“I made this pledge because my fraternity experience meant everything to me,” says Clay Struve, who recently pledged $99,000 to MIT’s fraternities, sororities, and independent living groups and to the Independent Residence Development Fund.

“At MIT it was easy to stay in a corner with your books and a computer, but I needed more interaction. My living group rounded out the MIT experience. It was a great way to get balance, and balance was necessary, especially at MIT.”

Struve loved his fraternity, Lambda Chi. “Those memorable times led to professional networks and in many cases lifelong friendships,” he says, adding that he’s still in contact with many of his fraternity brothers via email and occasional visits.

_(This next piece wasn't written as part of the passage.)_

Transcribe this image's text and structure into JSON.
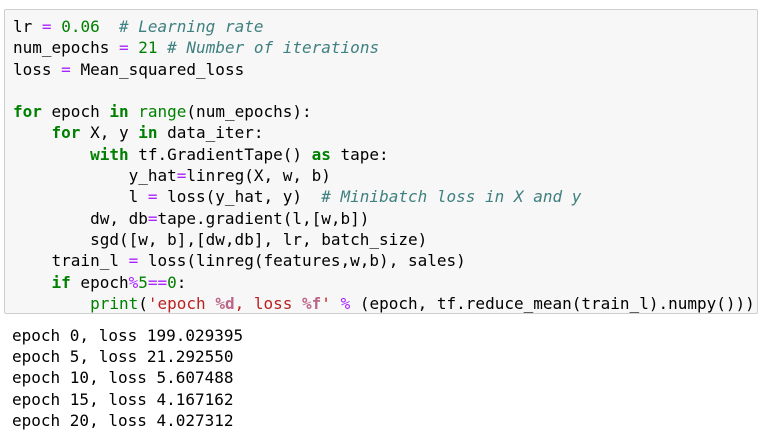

Struve, originally from Evanston, Illinois, earned an undergraduate degree in management in 1980 from MIT Sloan, where he studied with finance greats Fischer Black and Robert Merton. After graduation, he returned to Chicago as one of the six original traders at O’Connor & Associates. About a dozen of his Lambda Chi fraternity brothers followed his lead and joined him at O’Connor, which was later bought by Swiss Bank Corporation. Struve currently runs CSS, a trading company, which he founded in 1998.

A big reason Struve chose to make this gift is because of recent changes in the MIT residence system. In 2001 all freshmen began living on campus, and the fraternities needed financial support during the transition.The Institute and many alumni worked to restructure the Independent Residence Development Fund (IRDF), and now alumni can donate to their living groups through the IRDF with the advantage that their gifts are tax deductible and qualify for class credit.

Struve says, “It’s good to know that my gift will help today’s students build the same strong bonds and lasting connections that we made when I was an undergrad.”